Dick Porter, 66, of Post Falls, was picked out to play one of the dignitaries on a podium, awaiting the arrival of the mayor, who is played by Linda Hamilton.

Porter’s previous movie experience may have helped him get the job - he had three lines in “The Rattlers,” a made-for-TV thriller shot when he lived in California a number of years ago.

He has two lines in “Dante’s Peak”: “Where’s the mayor?” and “Do you know what time it is?” (unless those lines end up on the cutting room floor, which is always a possibility).

Later, Porter also stood behind a pool table during a scene with Pierce Brosnan and Linda Hamilton at the Enaville Snakepit. That clip has already made it onto “Entertainment Tonight” on TV.

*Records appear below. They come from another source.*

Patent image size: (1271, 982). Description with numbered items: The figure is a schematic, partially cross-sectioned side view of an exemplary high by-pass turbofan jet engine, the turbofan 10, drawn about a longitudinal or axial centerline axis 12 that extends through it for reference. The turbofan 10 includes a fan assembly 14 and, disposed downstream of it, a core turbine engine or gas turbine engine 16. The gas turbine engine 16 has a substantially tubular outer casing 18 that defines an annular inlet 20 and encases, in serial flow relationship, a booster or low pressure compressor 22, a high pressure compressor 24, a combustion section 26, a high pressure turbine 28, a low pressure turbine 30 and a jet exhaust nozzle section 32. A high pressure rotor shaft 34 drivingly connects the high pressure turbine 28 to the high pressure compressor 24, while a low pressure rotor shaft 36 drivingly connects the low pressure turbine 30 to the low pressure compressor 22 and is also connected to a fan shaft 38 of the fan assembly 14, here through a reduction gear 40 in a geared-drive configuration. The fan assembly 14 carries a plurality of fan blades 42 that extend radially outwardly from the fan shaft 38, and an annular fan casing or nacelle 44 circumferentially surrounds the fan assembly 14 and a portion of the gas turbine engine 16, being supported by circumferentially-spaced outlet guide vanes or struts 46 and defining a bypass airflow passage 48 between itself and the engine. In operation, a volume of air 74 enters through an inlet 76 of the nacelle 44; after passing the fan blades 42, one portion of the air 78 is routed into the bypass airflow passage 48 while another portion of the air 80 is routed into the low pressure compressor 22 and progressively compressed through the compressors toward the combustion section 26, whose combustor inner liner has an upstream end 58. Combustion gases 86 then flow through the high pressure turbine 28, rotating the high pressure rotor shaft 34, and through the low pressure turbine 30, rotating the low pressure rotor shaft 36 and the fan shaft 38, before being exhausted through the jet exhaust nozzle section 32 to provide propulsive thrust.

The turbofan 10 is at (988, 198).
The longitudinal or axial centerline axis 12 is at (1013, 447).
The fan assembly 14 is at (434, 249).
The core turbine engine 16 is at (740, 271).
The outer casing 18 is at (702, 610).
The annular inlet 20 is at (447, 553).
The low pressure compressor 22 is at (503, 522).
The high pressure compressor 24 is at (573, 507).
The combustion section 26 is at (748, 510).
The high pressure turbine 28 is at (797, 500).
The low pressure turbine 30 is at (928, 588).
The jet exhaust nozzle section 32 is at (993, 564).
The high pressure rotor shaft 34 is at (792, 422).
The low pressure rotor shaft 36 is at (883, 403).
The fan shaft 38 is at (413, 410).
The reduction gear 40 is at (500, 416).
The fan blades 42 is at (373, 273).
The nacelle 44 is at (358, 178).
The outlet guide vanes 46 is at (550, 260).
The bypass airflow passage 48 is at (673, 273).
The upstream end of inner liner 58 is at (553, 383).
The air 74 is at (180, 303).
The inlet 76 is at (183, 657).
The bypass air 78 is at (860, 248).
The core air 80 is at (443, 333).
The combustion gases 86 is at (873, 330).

“People said, ‘Hey, I saw you on TV,”’ said Porter, who works at the Target in the Valley. “I was shocked.”

James Fairley “Core extra”

James Fairley, 24, of Spokane, was picked as what he called one of the “core extras,” meaning one of the familiar citizens of the town who the audience sees over and over.

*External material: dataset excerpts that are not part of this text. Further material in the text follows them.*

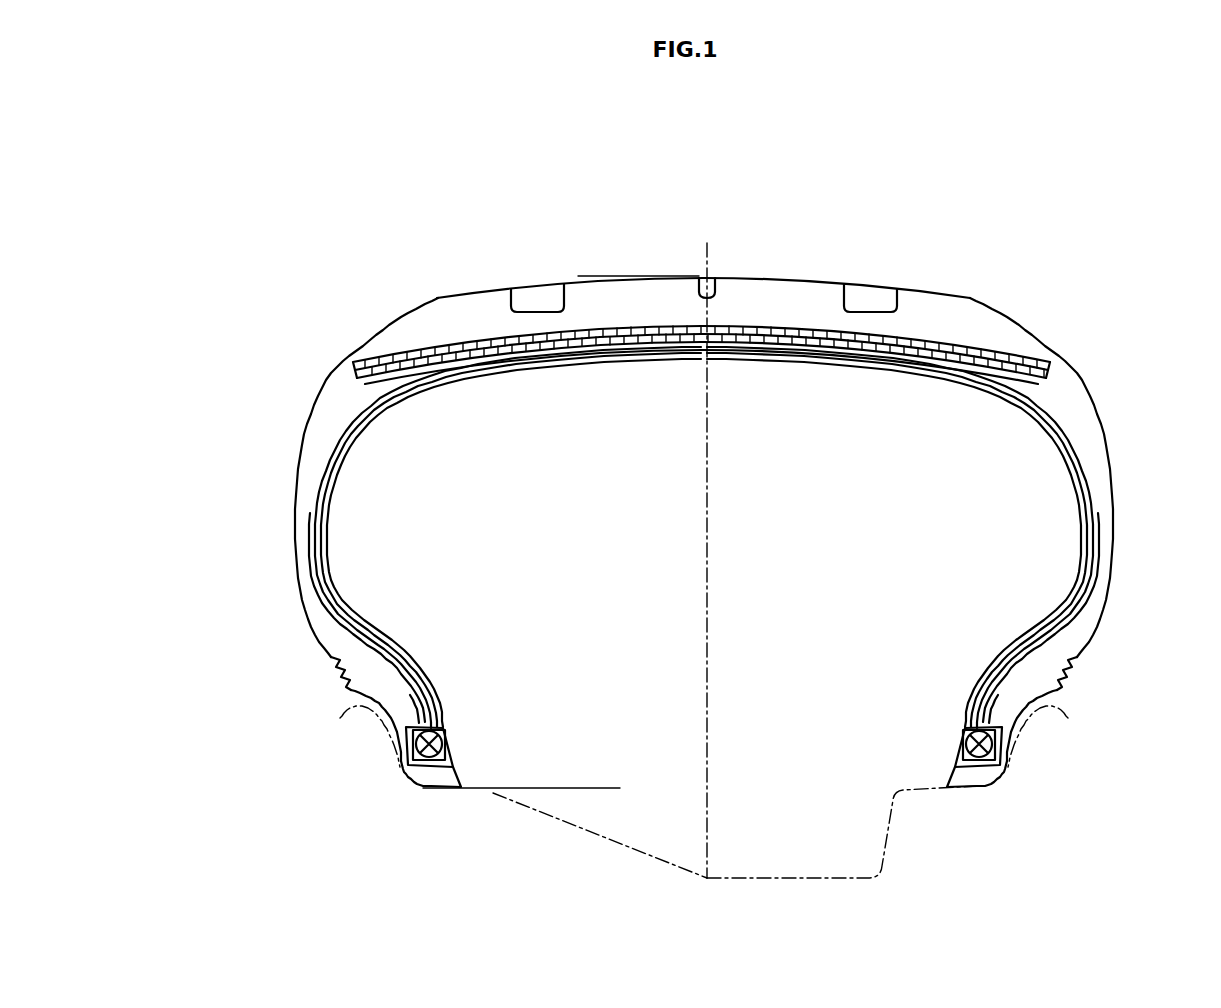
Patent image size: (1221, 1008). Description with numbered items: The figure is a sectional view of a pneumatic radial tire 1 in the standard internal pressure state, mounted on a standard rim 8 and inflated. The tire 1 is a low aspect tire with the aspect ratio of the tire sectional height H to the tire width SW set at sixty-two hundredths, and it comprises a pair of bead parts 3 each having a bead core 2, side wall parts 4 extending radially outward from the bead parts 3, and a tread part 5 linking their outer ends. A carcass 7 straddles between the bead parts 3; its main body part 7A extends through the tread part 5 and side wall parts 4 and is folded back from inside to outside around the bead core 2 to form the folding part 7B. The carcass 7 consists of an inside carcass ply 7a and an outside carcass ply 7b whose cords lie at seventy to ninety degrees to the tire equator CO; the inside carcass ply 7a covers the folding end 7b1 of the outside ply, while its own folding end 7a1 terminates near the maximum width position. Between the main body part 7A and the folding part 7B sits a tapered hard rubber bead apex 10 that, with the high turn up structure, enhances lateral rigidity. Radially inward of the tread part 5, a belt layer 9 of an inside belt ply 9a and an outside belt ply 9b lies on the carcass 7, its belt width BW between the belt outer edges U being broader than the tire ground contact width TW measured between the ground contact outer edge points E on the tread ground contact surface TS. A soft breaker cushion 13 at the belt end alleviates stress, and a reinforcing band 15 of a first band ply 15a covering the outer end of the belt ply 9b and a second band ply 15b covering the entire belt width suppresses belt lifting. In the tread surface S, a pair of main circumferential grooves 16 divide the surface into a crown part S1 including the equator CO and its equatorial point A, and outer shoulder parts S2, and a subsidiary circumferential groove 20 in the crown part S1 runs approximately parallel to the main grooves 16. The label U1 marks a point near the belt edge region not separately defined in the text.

The pneumatic radial tire 1 is at (222, 403).
The bead core 2 is at (992, 740).
The bead part 3 is at (1022, 780).
The side wall part 4 is at (1124, 595).
The tread part 5 is at (821, 272).
The carcass 7 is at (900, 537).
The inside carcass ply 7a is at (1080, 450).
The outside carcass ply 7b is at (1087, 470).
The main body part 7A is at (1073, 582).
The folding part 7B is at (1077, 657).
The folding end of inside carcass ply 7a1 is at (1085, 513).
The folding end of outside carcass ply 7b1 is at (1025, 693).
The standard rim 8 is at (887, 840).
The belt layer 9 is at (701, 430).
The inside belt ply 9a is at (752, 347).
The outside belt ply 9b is at (783, 342).
The bead apex 10 is at (975, 690).
The breaker cushion 13 is at (1050, 385).
The reinforcing band 15 is at (701, 387).
The first band ply 15a is at (927, 365).
The second band ply 15b is at (962, 375).
The main circumferential groove 16 is at (540, 283).
The subsidiary circumferential groove 20 is at (703, 285).
The tire width SW is at (1115, 553).
The belt width BW is at (1025, 353).
The tire ground contact width TW is at (970, 298).
The tire sectional height H is at (586, 280).
The tread surface S is at (603, 277).
The crown part S1 is at (727, 278).
The shoulder part S2 is at (475, 292).
The tread ground contact surface TS is at (835, 280).
The tire equator CO is at (695, 255).
The tire's equatorial point A is at (718, 285).
The ground contact outer edge point E is at (985, 287).
The belt outer edge U is at (1041, 340).
The point U1 is at (1064, 365).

Fairley, who works at Eastern State Hospital in Medical Lake, got to know Brosnan and many of the actors during his long hours on the set.

But his most memorable moment occurred off-camera. He was driving his Ford Probe back from Kingston, Idaho, on I-90 after an evening’s shooting when a BMW raced up next to him and held steady in the left lane. The tinted window came down and there was Brosnan, puffing on his big cigar and waving.

They both gunned their engines, and they reached speeds of … well, it’s best not to speculate. Fairley said Brosnan later told him it was nice to find somebody who could drive as fast as he did. This was not, by the way, one of the times that Brosnan was stopped for speeding.

How will we recognize Fairley in the backgrounds of the scenes?

“I’m one of the very few African-Americans in the film, and I have shoulder-length dreadlocks,” said Fairley.

And finally, some local people will be watching “Dante’s Peak” this week not to see themselves, but to see their neighbors, Pierce Brosnan and family.

Kelsey Fowler, 15, lives on the river in Post Falls. She and her family were out on their boat when they saw a new family out on the dock across from them.

They went over and asked them how they liked Idaho. They said it was great and soon the families became friends. It turned out to be quite an extended family: Brosnan, his son, Sean, 13, Brosnan’s girlfriend, his stepdaughter, his two teenage cousins and even, for a short time, Brosnan’s mother. They had rented the waterfront home for the summer.

Kelsey and her family ended up spending a lot of time with the Brosnan family, playing volleyball, swimming and boating. The Brosnans even took Kelsey to dinner at Beverly’s to celebrate the birthday of one of the nephews.

“I was treated like a princess,” she said.